In 1977, both spacecraft blasted off and made their way towards Jupiter: Voyager 1 on September 5th, flying by Jupiter and Saturn before it made its way out of the solar system. Voyager 2 launched on August 20th, and flew past Jupiter, Saturn, Uranus and Neptune, on its way out of the system.

We Met Uranus, Our Solar System's Weirdest Planet, 30 Years Ago Today

On January 24th, 1986, Voyager 2 reached its closest point to the seventh planet, 50,600 miles above its surface.

While there, it uncovered a wealth of new information about the planet: in addition to examining the previously discovered moons Miranda, Ariel, Umbriel, Titania and Oberon, it discovered a number of others: Cordelia, Ophelia, Bianca, Cressida, Desdemona, Juliet, Portia, Rosalind, Belinda, Perdita and Puck.

The probe also discovered interesting things about the planet’s atmosphere: it was extremely cold, with a composition primarily of hydrogen and helium. Among the other discoveries was that the planet’s magnetic field behaved strangely.

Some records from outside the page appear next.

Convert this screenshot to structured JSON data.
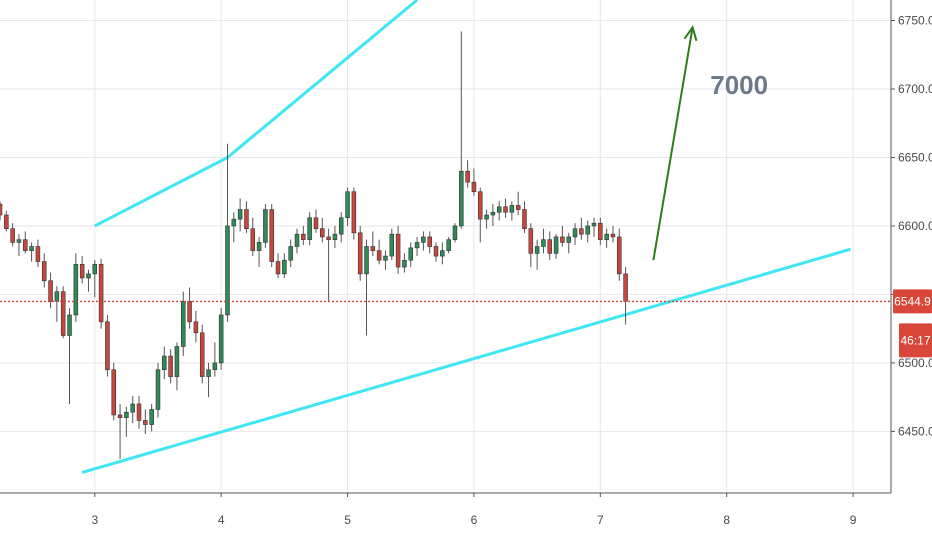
{
  "chart_data": {
    "type": "candlestick",
    "y_ticks": [
      {
        "value": 6450,
        "label": "6450.0"
      },
      {
        "value": 6500,
        "label": "6500.0"
      },
      {
        "value": 6550,
        "label": "6550.0"
      },
      {
        "value": 6600,
        "label": "6600.0"
      },
      {
        "value": 6650,
        "label": "6650.0"
      },
      {
        "value": 6700,
        "label": "6700.0"
      },
      {
        "value": 6750,
        "label": "6750.0"
      }
    ],
    "x_ticks": [
      {
        "value": 3,
        "label": "3"
      },
      {
        "value": 4,
        "label": "4"
      },
      {
        "value": 5,
        "label": "5"
      },
      {
        "value": 6,
        "label": "6"
      },
      {
        "value": 7,
        "label": "7"
      },
      {
        "value": 8,
        "label": "8"
      },
      {
        "value": 9,
        "label": "9"
      }
    ],
    "xlim": [
      2.25,
      9.3
    ],
    "ylim": [
      6405,
      6765
    ],
    "last_price": {
      "value": 6544.9,
      "label": "6544.9"
    },
    "countdown_label": "46:17",
    "annotation": {
      "text": "7000"
    },
    "trendlines": [
      {
        "name": "upper",
        "x1": 3.0,
        "y1": 6600,
        "x2": 4.05,
        "y2": 6650
      },
      {
        "name": "upper-b",
        "x1": 4.05,
        "y1": 6650,
        "x2": 5.55,
        "y2": 6765
      },
      {
        "name": "lower",
        "x1": 2.9,
        "y1": 6420,
        "x2": 8.98,
        "y2": 6583
      }
    ],
    "arrow": {
      "x1": 7.42,
      "y1": 6575,
      "x2": 7.73,
      "y2": 6745
    },
    "candles": [
      [
        2.25,
        6616,
        6618,
        6604,
        6608
      ],
      [
        2.3,
        6608,
        6611,
        6596,
        6598
      ],
      [
        2.35,
        6598,
        6602,
        6585,
        6588
      ],
      [
        2.4,
        6588,
        6594,
        6578,
        6590
      ],
      [
        2.45,
        6590,
        6596,
        6580,
        6582
      ],
      [
        2.5,
        6582,
        6588,
        6574,
        6585
      ],
      [
        2.55,
        6585,
        6590,
        6570,
        6574
      ],
      [
        2.6,
        6574,
        6580,
        6555,
        6560
      ],
      [
        2.65,
        6560,
        6566,
        6540,
        6545
      ],
      [
        2.7,
        6545,
        6556,
        6530,
        6552
      ],
      [
        2.75,
        6552,
        6556,
        6518,
        6520
      ],
      [
        2.8,
        6520,
        6540,
        6470,
        6535
      ],
      [
        2.85,
        6535,
        6580,
        6530,
        6572
      ],
      [
        2.9,
        6572,
        6578,
        6558,
        6562
      ],
      [
        2.95,
        6562,
        6568,
        6552,
        6565
      ],
      [
        3.0,
        6565,
        6575,
        6548,
        6572
      ],
      [
        3.05,
        6572,
        6576,
        6525,
        6530
      ],
      [
        3.1,
        6530,
        6535,
        6490,
        6495
      ],
      [
        3.15,
        6495,
        6500,
        6458,
        6462
      ],
      [
        3.2,
        6462,
        6470,
        6430,
        6460
      ],
      [
        3.25,
        6460,
        6468,
        6446,
        6464
      ],
      [
        3.3,
        6464,
        6476,
        6456,
        6470
      ],
      [
        3.35,
        6470,
        6476,
        6452,
        6458
      ],
      [
        3.4,
        6458,
        6466,
        6448,
        6455
      ],
      [
        3.45,
        6455,
        6470,
        6450,
        6466
      ],
      [
        3.5,
        6466,
        6500,
        6460,
        6495
      ],
      [
        3.55,
        6495,
        6512,
        6488,
        6505
      ],
      [
        3.6,
        6505,
        6510,
        6485,
        6490
      ],
      [
        3.65,
        6490,
        6515,
        6480,
        6512
      ],
      [
        3.7,
        6512,
        6552,
        6505,
        6545
      ],
      [
        3.75,
        6545,
        6555,
        6525,
        6530
      ],
      [
        3.8,
        6530,
        6538,
        6515,
        6522
      ],
      [
        3.85,
        6522,
        6528,
        6485,
        6490
      ],
      [
        3.9,
        6490,
        6500,
        6475,
        6495
      ],
      [
        3.95,
        6495,
        6515,
        6490,
        6500
      ],
      [
        4.0,
        6500,
        6540,
        6495,
        6535
      ],
      [
        4.05,
        6535,
        6660,
        6530,
        6600
      ],
      [
        4.1,
        6600,
        6610,
        6588,
        6605
      ],
      [
        4.15,
        6605,
        6620,
        6596,
        6612
      ],
      [
        4.2,
        6612,
        6618,
        6595,
        6598
      ],
      [
        4.25,
        6598,
        6606,
        6578,
        6582
      ],
      [
        4.3,
        6582,
        6592,
        6570,
        6588
      ],
      [
        4.35,
        6588,
        6616,
        6584,
        6612
      ],
      [
        4.4,
        6612,
        6616,
        6570,
        6574
      ],
      [
        4.45,
        6574,
        6580,
        6562,
        6565
      ],
      [
        4.5,
        6565,
        6580,
        6562,
        6575
      ],
      [
        4.55,
        6575,
        6590,
        6570,
        6585
      ],
      [
        4.6,
        6585,
        6598,
        6580,
        6594
      ],
      [
        4.65,
        6594,
        6600,
        6586,
        6590
      ],
      [
        4.7,
        6590,
        6610,
        6586,
        6606
      ],
      [
        4.75,
        6606,
        6612,
        6595,
        6598
      ],
      [
        4.8,
        6598,
        6606,
        6588,
        6592
      ],
      [
        4.85,
        6592,
        6598,
        6545,
        6590
      ],
      [
        4.9,
        6590,
        6600,
        6584,
        6594
      ],
      [
        4.95,
        6594,
        6610,
        6588,
        6606
      ],
      [
        5.0,
        6606,
        6628,
        6600,
        6625
      ],
      [
        5.05,
        6625,
        6628,
        6590,
        6595
      ],
      [
        5.1,
        6595,
        6600,
        6560,
        6565
      ],
      [
        5.15,
        6565,
        6590,
        6520,
        6585
      ],
      [
        5.2,
        6585,
        6596,
        6578,
        6582
      ],
      [
        5.25,
        6582,
        6590,
        6572,
        6575
      ],
      [
        5.3,
        6575,
        6582,
        6568,
        6578
      ],
      [
        5.35,
        6578,
        6598,
        6575,
        6594
      ],
      [
        5.4,
        6594,
        6600,
        6565,
        6570
      ],
      [
        5.45,
        6570,
        6580,
        6566,
        6575
      ],
      [
        5.5,
        6575,
        6588,
        6570,
        6584
      ],
      [
        5.55,
        6584,
        6592,
        6578,
        6588
      ],
      [
        5.6,
        6588,
        6596,
        6582,
        6592
      ],
      [
        5.65,
        6592,
        6596,
        6580,
        6585
      ],
      [
        5.7,
        6585,
        6588,
        6574,
        6578
      ],
      [
        5.75,
        6578,
        6588,
        6572,
        6582
      ],
      [
        5.8,
        6582,
        6592,
        6580,
        6590
      ],
      [
        5.85,
        6590,
        6602,
        6588,
        6600
      ],
      [
        5.9,
        6600,
        6742,
        6598,
        6640
      ],
      [
        5.95,
        6640,
        6648,
        6628,
        6632
      ],
      [
        6.0,
        6632,
        6642,
        6622,
        6625
      ],
      [
        6.05,
        6625,
        6628,
        6588,
        6605
      ],
      [
        6.1,
        6605,
        6612,
        6598,
        6608
      ],
      [
        6.15,
        6608,
        6616,
        6600,
        6610
      ],
      [
        6.2,
        6610,
        6618,
        6604,
        6614
      ],
      [
        6.25,
        6614,
        6620,
        6606,
        6610
      ],
      [
        6.3,
        6610,
        6618,
        6604,
        6615
      ],
      [
        6.35,
        6615,
        6625,
        6608,
        6612
      ],
      [
        6.4,
        6612,
        6618,
        6595,
        6598
      ],
      [
        6.45,
        6598,
        6602,
        6570,
        6580
      ],
      [
        6.5,
        6580,
        6590,
        6568,
        6585
      ],
      [
        6.55,
        6585,
        6598,
        6580,
        6590
      ],
      [
        6.6,
        6590,
        6596,
        6575,
        6580
      ],
      [
        6.65,
        6580,
        6594,
        6576,
        6592
      ],
      [
        6.7,
        6592,
        6600,
        6585,
        6588
      ],
      [
        6.75,
        6588,
        6595,
        6580,
        6592
      ],
      [
        6.8,
        6592,
        6602,
        6586,
        6598
      ],
      [
        6.85,
        6598,
        6606,
        6590,
        6594
      ],
      [
        6.9,
        6594,
        6604,
        6588,
        6600
      ],
      [
        6.95,
        6600,
        6606,
        6592,
        6602
      ],
      [
        7.0,
        6602,
        6606,
        6586,
        6590
      ],
      [
        7.05,
        6590,
        6598,
        6584,
        6594
      ],
      [
        7.1,
        6594,
        6600,
        6588,
        6592
      ],
      [
        7.15,
        6592,
        6598,
        6560,
        6565
      ],
      [
        7.2,
        6565,
        6570,
        6528,
        6545
      ]
    ]
  }
}
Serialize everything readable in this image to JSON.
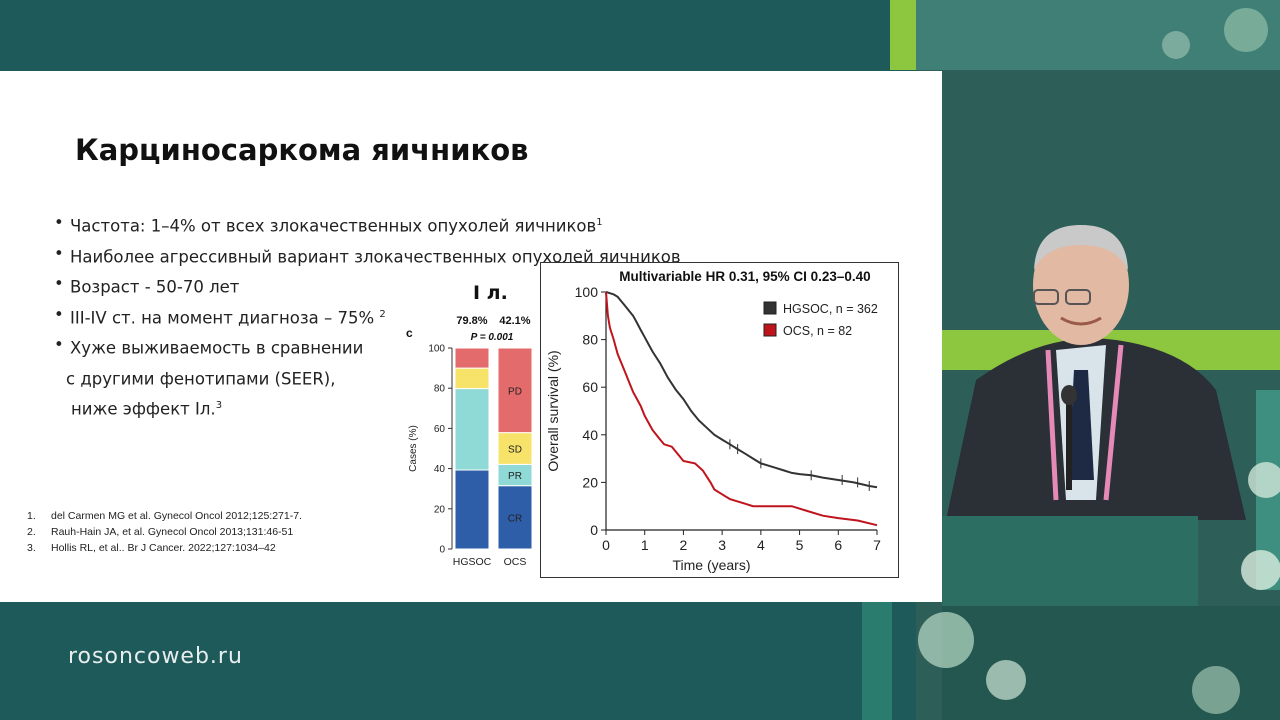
{
  "slide": {
    "title": "Карциносаркома яичников",
    "bullets": [
      {
        "text": "Частота: 1–4% от всех злокачественных опухолей яичников",
        "sup": "1"
      },
      {
        "text": "Наиболее агрессивный вариант злокачественных опухолей яичников",
        "sup": ""
      },
      {
        "text": "Возраст - 50-70 лет",
        "sup": ""
      },
      {
        "text": "III-IV ст. на момент диагноза – 75% ",
        "sup": "2"
      },
      {
        "text": "Хуже выживаемость в сравнении",
        "sup": ""
      }
    ],
    "bullet_continuation": [
      {
        "text": "с другими фенотипами (SEER),",
        "sup": ""
      },
      {
        "text": "ниже эффект Iл.",
        "sup": "3"
      }
    ],
    "references": [
      {
        "num": "1.",
        "text": "del Carmen MG et al. Gynecol Oncol 2012;125:271-7."
      },
      {
        "num": "2.",
        "text": "Rauh-Hain JA, et al.  Gynecol Oncol 2013;131:46-51"
      },
      {
        "num": "3.",
        "text": "Hollis RL, et al.. Br J Cancer. 2022;127:1034–42"
      }
    ],
    "stack_heading": "I л."
  },
  "footer": {
    "website": "rosoncoweb.ru"
  },
  "colors": {
    "dark_teal": "#1f5a5a",
    "green_accent": "#8dc63f",
    "cr": "#2f5ea8",
    "pr": "#8fd9d6",
    "sd": "#f7e36a",
    "pd": "#e36b6b",
    "hgsoc_line": "#333333",
    "ocs_line": "#c0141c"
  },
  "chart_data": [
    {
      "type": "bar",
      "stacked": true,
      "panel_label": "c",
      "categories": [
        "HGSOC",
        "OCS"
      ],
      "ylabel": "Cases (%)",
      "ylim": [
        0,
        100
      ],
      "yticks": [
        0,
        20,
        40,
        60,
        80,
        100
      ],
      "top_labels": [
        "79.8%",
        "42.1%"
      ],
      "p_value": "P = 0.001",
      "series": [
        {
          "name": "CR",
          "values": [
            39.3,
            31.5
          ]
        },
        {
          "name": "PR",
          "values": [
            40.5,
            10.6
          ]
        },
        {
          "name": "SD",
          "values": [
            10.2,
            15.8
          ]
        },
        {
          "name": "PD",
          "values": [
            10.0,
            42.1
          ]
        }
      ]
    },
    {
      "type": "line",
      "title": "Multivariable HR 0.31, 95% CI 0.23–0.40",
      "xlabel": "Time (years)",
      "ylabel": "Overall survival (%)",
      "xlim": [
        0,
        7
      ],
      "ylim": [
        0,
        100
      ],
      "xticks": [
        0,
        1,
        2,
        3,
        4,
        5,
        6,
        7
      ],
      "yticks": [
        0,
        20,
        40,
        60,
        80,
        100
      ],
      "legend_position": "top-right",
      "series": [
        {
          "name": "HGSOC",
          "legend": "HGSOC, n = 362",
          "points": [
            [
              0,
              100
            ],
            [
              0.1,
              99.5
            ],
            [
              0.2,
              99
            ],
            [
              0.3,
              98
            ],
            [
              0.4,
              96
            ],
            [
              0.5,
              94
            ],
            [
              0.6,
              92
            ],
            [
              0.7,
              90
            ],
            [
              0.8,
              87
            ],
            [
              0.9,
              84
            ],
            [
              1.0,
              81
            ],
            [
              1.1,
              78
            ],
            [
              1.2,
              75
            ],
            [
              1.4,
              70
            ],
            [
              1.6,
              64
            ],
            [
              1.8,
              59
            ],
            [
              2.0,
              55
            ],
            [
              2.2,
              50
            ],
            [
              2.4,
              46
            ],
            [
              2.6,
              43
            ],
            [
              2.8,
              40
            ],
            [
              3.0,
              38
            ],
            [
              3.2,
              36
            ],
            [
              3.4,
              34
            ],
            [
              3.6,
              32
            ],
            [
              3.8,
              30
            ],
            [
              4.0,
              28
            ],
            [
              4.2,
              27
            ],
            [
              4.4,
              26
            ],
            [
              4.6,
              25
            ],
            [
              4.8,
              24
            ],
            [
              5.0,
              23.5
            ],
            [
              5.3,
              23
            ],
            [
              5.6,
              22
            ],
            [
              6.0,
              21
            ],
            [
              6.4,
              20
            ],
            [
              6.8,
              18.5
            ],
            [
              7.0,
              18
            ]
          ]
        },
        {
          "name": "OCS",
          "legend": "OCS, n = 82",
          "points": [
            [
              0,
              100
            ],
            [
              0.05,
              90
            ],
            [
              0.1,
              85
            ],
            [
              0.2,
              80
            ],
            [
              0.3,
              74
            ],
            [
              0.4,
              70
            ],
            [
              0.5,
              66
            ],
            [
              0.6,
              62
            ],
            [
              0.7,
              58
            ],
            [
              0.8,
              55
            ],
            [
              0.9,
              52
            ],
            [
              1.0,
              48
            ],
            [
              1.1,
              45
            ],
            [
              1.2,
              42
            ],
            [
              1.3,
              40
            ],
            [
              1.4,
              38
            ],
            [
              1.5,
              36
            ],
            [
              1.7,
              35
            ],
            [
              1.9,
              31
            ],
            [
              2.0,
              29
            ],
            [
              2.3,
              28
            ],
            [
              2.5,
              25
            ],
            [
              2.7,
              20
            ],
            [
              2.8,
              17
            ],
            [
              3.0,
              15
            ],
            [
              3.2,
              13
            ],
            [
              3.4,
              12
            ],
            [
              3.6,
              11
            ],
            [
              3.8,
              10
            ],
            [
              4.0,
              10
            ],
            [
              4.4,
              10
            ],
            [
              4.8,
              10
            ],
            [
              5.2,
              8
            ],
            [
              5.6,
              6
            ],
            [
              6.0,
              5
            ],
            [
              6.5,
              4
            ],
            [
              7.0,
              2
            ]
          ]
        }
      ]
    }
  ]
}
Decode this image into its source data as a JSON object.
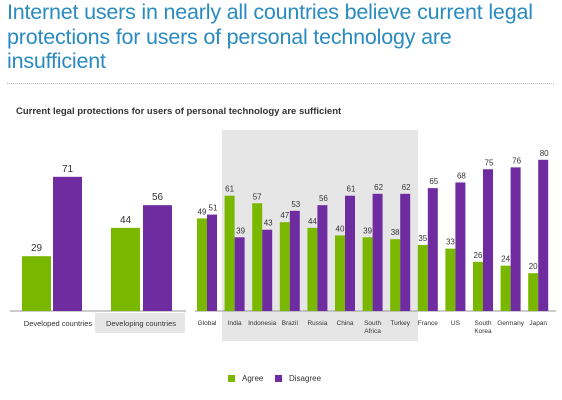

The encounter lasted all of 5.5 hours before Voyager departed, on its way to the next planet in the solar system, Neptune, helped along by a gravity assist.

We Met Uranus, Our Solar System's Weirdest Planet, 30 Years Ago Today

Since then, we’ve continued to learn about the planet: we’ve seen auroras in the planet’s atmosphere, while we’ve also recently learned that the planet’s atmosphere is heating up dramatically. There’s still a lot to learn from it.

To date, no other probes have been sent to Uranus, but there have been several proposed missions, although none have been ranked as highly as missions to planets such as Mars, Jupiter or Saturn. As of 2015, NASA has begun considering a new mission, one that would launch in the 2020s. Another mission to the planet would likely need to include an orbiter, which would provide detailed information about what is still a mysterious planet.